According to a review published in Science, fission also “contributes to quality control” by regulating cell death during periods of stress. The article continues, “mitochondrial fission... play[s] critical roles in maintaining functional mitochondria when cells experience metabolic or environmental stresses.” Stressors like sun exposure or sleep deprivation can cause mitochondrial death and dysfunction. Fission helps clear away damaged and dead material, ensuring energy is spent on live tissue.
Without fission to maintain the creation and destruction of mitochondria, cells can’t develop the working parts they need to energize their function adequately.
This molecule IS energy. When you’re tired, you don’t need more caffeine. You need more ATP.
ATP synthesis is like a highly advanced, microscopic game of hot potato. Our cells toss electrons from the carbs, fats, and proteins we consume over to oxygen molecules. Once these electrons are accepted by oxygen, it then picks up protons to form water—completing the process we know as ATP production.
According to a review published in Purinergic Signal, oxidation allows ATP to be stored in the bonds between molecules.
Once these steps are completed, cells throughout the body use ATP to power movement, cognition, and all physiological processes.
NAD+ (nicotinamide adenine dinucleotide) is found in every living human cell. NAD+ is a molecule that attaches itself to an enzyme to trigger and accelerate chemical reactions, also known as a coenzyme.
NAD+ supports many cellular processes. It elevates cellular energy and maintains defense and repair mechanisms within the cell.
If mitochondria are the cell’s engines, NAD+ are the wires that connect the engine parts. Without this vital molecule, many of our biological functions would be rendered useless. From oral supplementation to dietary changes, there are several ways to increase NAD+ production.
According to Biochemistry, the citric acid cycle (also known as the Krebs Cycle) “is the central metabolic hub of the cell.”
The citric acid cycle uses a series of chemical reactions to release energy, or ATP, stored in the matrix. Biochemistry shows, “the cycle is also an important source of precursors, not only for the storage forms of fuels but also for the building blocks of many other molecules such as amino acids.”

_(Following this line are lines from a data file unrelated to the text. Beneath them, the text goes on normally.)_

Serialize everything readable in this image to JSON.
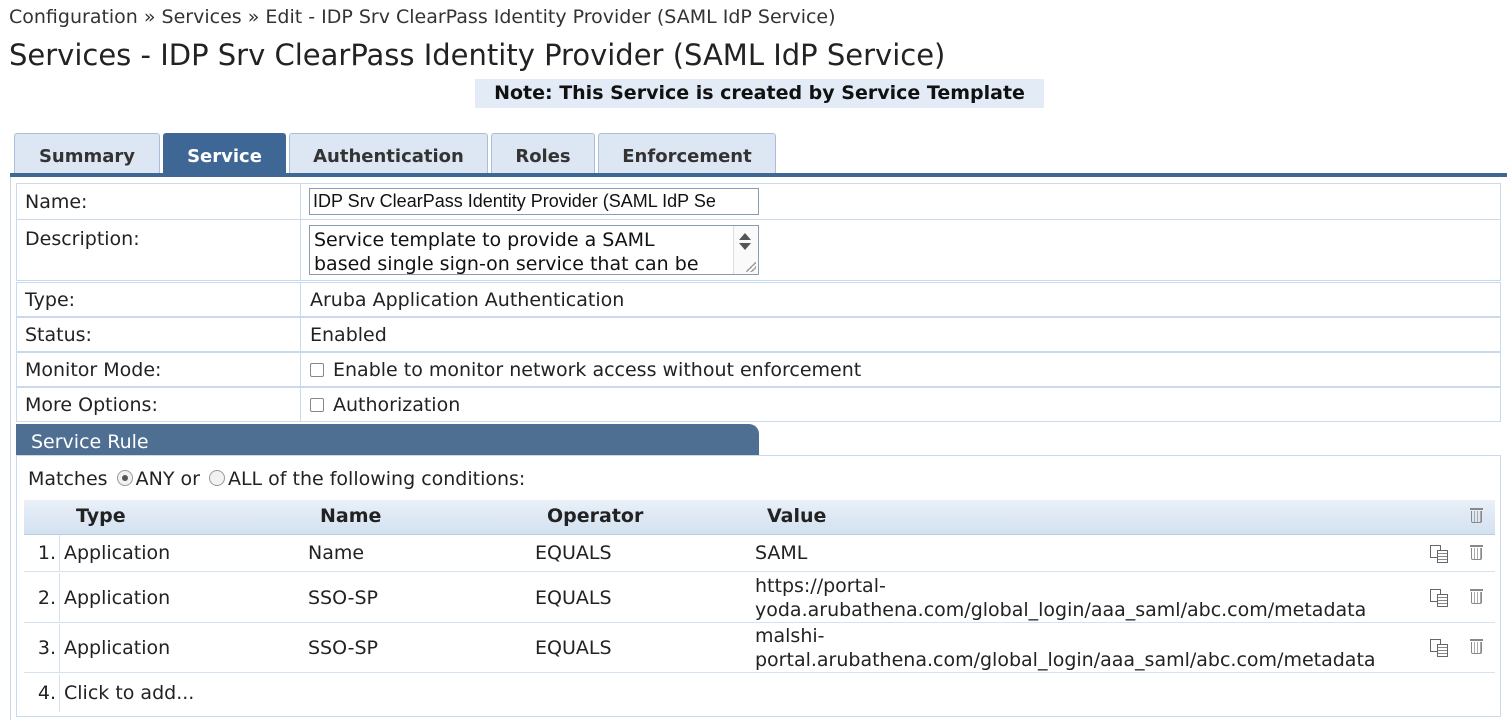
{
  "breadcrumb": "Configuration » Services » Edit - IDP Srv ClearPass Identity Provider (SAML IdP Service)",
  "page_title": "Services - IDP Srv ClearPass Identity Provider (SAML IdP Service)",
  "note": "Note: This Service is created by Service Template",
  "tabs": [
    {
      "label": "Summary",
      "active": false
    },
    {
      "label": "Service",
      "active": true
    },
    {
      "label": "Authentication",
      "active": false
    },
    {
      "label": "Roles",
      "active": false
    },
    {
      "label": "Enforcement",
      "active": false
    }
  ],
  "form": {
    "name_label": "Name:",
    "name_value": "IDP Srv ClearPass Identity Provider (SAML IdP Se",
    "description_label": "Description:",
    "description_line1": "Service template to provide a SAML",
    "description_line2": "based single sign-on service that can be",
    "type_label": "Type:",
    "type_value": "Aruba Application Authentication",
    "status_label": "Status:",
    "status_value": "Enabled",
    "monitor_label": "Monitor Mode:",
    "monitor_checkbox_label": "Enable to monitor network access without enforcement",
    "more_label": "More Options:",
    "more_checkbox_label": "Authorization"
  },
  "service_rule": {
    "title": "Service Rule",
    "matches_prefix": "Matches",
    "any_label": "ANY or",
    "all_label": "ALL of the following conditions:",
    "selected": "ANY",
    "columns": [
      "Type",
      "Name",
      "Operator",
      "Value"
    ],
    "rows": [
      {
        "num": "1.",
        "type": "Application",
        "name": "Name",
        "operator": "EQUALS",
        "value1": "SAML",
        "value2": ""
      },
      {
        "num": "2.",
        "type": "Application",
        "name": "SSO-SP",
        "operator": "EQUALS",
        "value1": "https://portal-",
        "value2": "yoda.arubathena.com/global_login/aaa_saml/abc.com/metadata"
      },
      {
        "num": "3.",
        "type": "Application",
        "name": "SSO-SP",
        "operator": "EQUALS",
        "value1": "malshi-",
        "value2": "portal.arubathena.com/global_login/aaa_saml/abc.com/metadata"
      }
    ],
    "add_num": "4.",
    "add_label": "Click to add..."
  },
  "colors": {
    "accent": "#3e6796",
    "tab_inactive": "#dde7f3",
    "section_header": "#4f6f92",
    "note_bg": "#e3ebf6"
  }
}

The building blocks of energy, known as precursors, are processed during this cycle.
When a glucose molecule enters a mitochondrion, it undergoes a series of transformations where it gradually loses electrons. During this process, NAD+ is used to accept electrons and help produce energy in the form of ATP.
The citric acid cycle is deeply technical and may be difficult for the layperson to understand. So, this is your takeaway: Within your mitochondria, molecules from food are turned into energy.

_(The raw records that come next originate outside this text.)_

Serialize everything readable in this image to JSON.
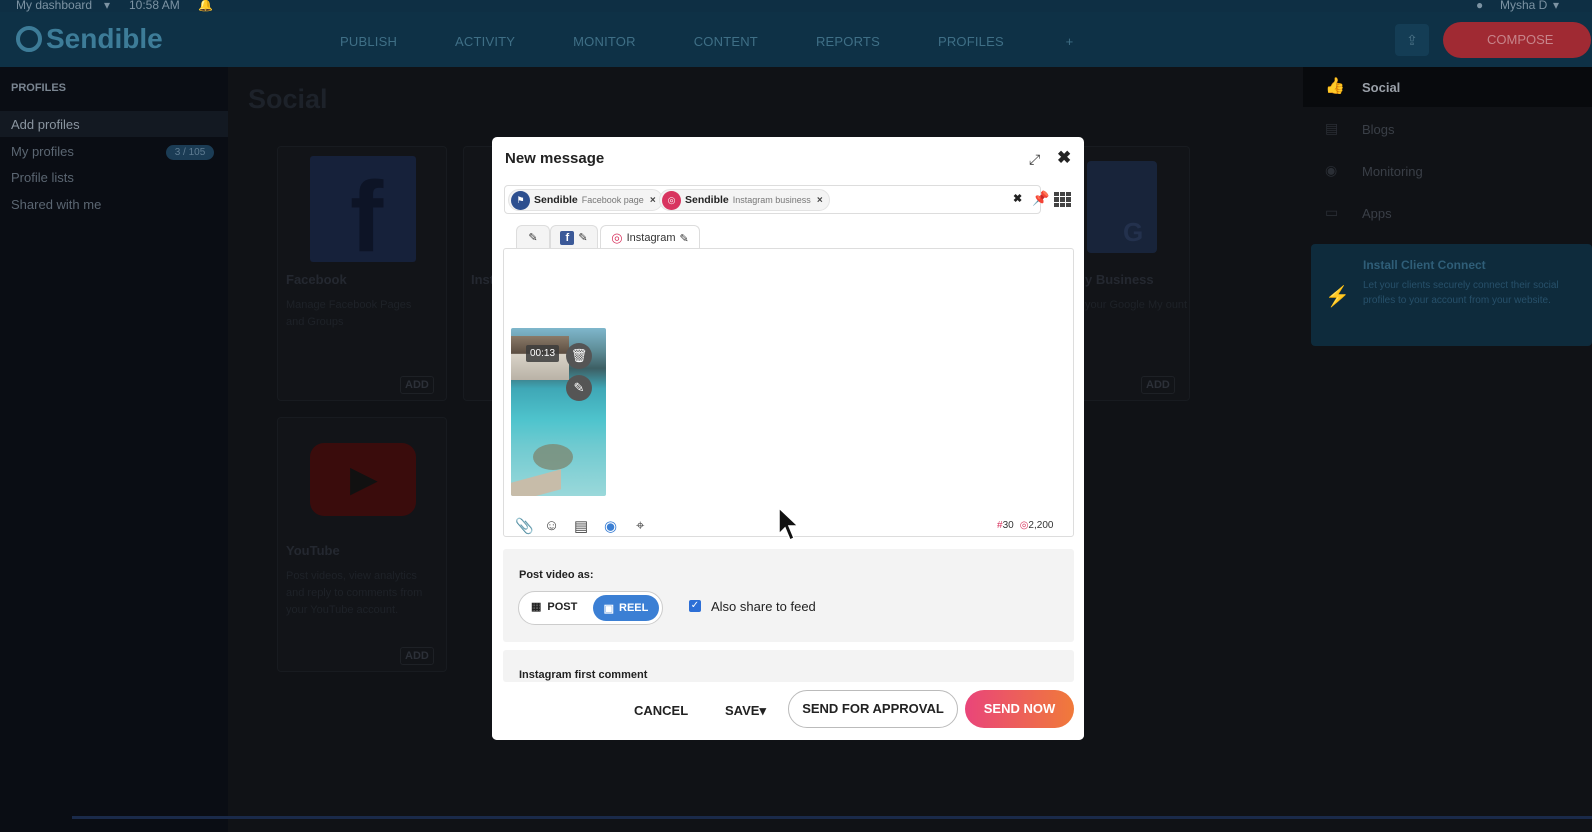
{
  "topstrip": {
    "dashboard": "My dashboard",
    "time": "10:58 AM",
    "user": "Mysha D"
  },
  "navbar": {
    "logo": "Sendible",
    "links": [
      "PUBLISH",
      "ACTIVITY",
      "MONITOR",
      "CONTENT",
      "REPORTS",
      "PROFILES"
    ],
    "compose": "COMPOSE"
  },
  "sidebar": {
    "header": "PROFILES",
    "items": [
      "Add profiles",
      "My profiles",
      "Profile lists",
      "Shared with me"
    ],
    "badge": "3 / 105"
  },
  "main": {
    "title": "Social",
    "cards": [
      {
        "title": "Facebook",
        "desc": "Manage Facebook Pages and Groups",
        "add": "ADD"
      },
      {
        "title": "Inst",
        "desc": "",
        "add": ""
      },
      {
        "title": "y Business",
        "desc": "your Google My ount",
        "add": "ADD"
      },
      {
        "title": "YouTube",
        "desc": "Post videos, view analytics and reply to comments from your YouTube account.",
        "add": "ADD"
      }
    ]
  },
  "rightpanel": {
    "items": [
      "Social",
      "Blogs",
      "Monitoring",
      "Apps"
    ],
    "connect_title": "Install Client Connect",
    "connect_desc": "Let your clients securely connect their social profiles to your account from your website."
  },
  "modal": {
    "title": "New message",
    "profiles": [
      {
        "name": "Sendible",
        "type": "Facebook page",
        "color": "#2d4f8f"
      },
      {
        "name": "Sendible",
        "type": "Instagram business",
        "color": "#d8345f"
      }
    ],
    "tabs": {
      "instagram_label": "Instagram"
    },
    "video_time": "00:13",
    "hashtag_count": "30",
    "char_count": "2,200",
    "post_video_as": "Post video as:",
    "post_label": "POST",
    "reel_label": "REEL",
    "also_share": "Also share to feed",
    "also_share_checked": true,
    "first_comment_label": "Instagram first comment",
    "cancel": "CANCEL",
    "save": "SAVE",
    "send_approval": "SEND FOR APPROVAL",
    "send_now": "SEND NOW"
  }
}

This complicated multi-step process uses ATP, the Citric Acid Cycle, and NAD+ to continually break down sugar from our food and drinks and turn it into the energy we need to stay healthy.
Despite its bad reputation in diet circles, sugar has a genuine energetic value to the human body. To obtain sugars while eating clean, snack on sweet fruits like pears and green apples. The healthy sugars and fibers will provide your cells with better energy.
There are days where you sleep eight hours, have a balanced breakfast and a cup (or two) of coffee, and still feel drained before the day even starts.
All too often, the source of your exhaustion lies in your cells.
Impairment of any one of the seven mechanisms detailed above can result in noticeable fatigue. If you’re looking for better energy, don’t settle for quick fixes. Energy creation begins and ends at the cellular level, and there are ways to elevate productivity from within.
Managing the stressors that inhibit mitochondrial function can maintain your vital energy. Limiting sun exposure or dehydration can help mitochondria thrive and reduce the energy spent on repairing damaged cells.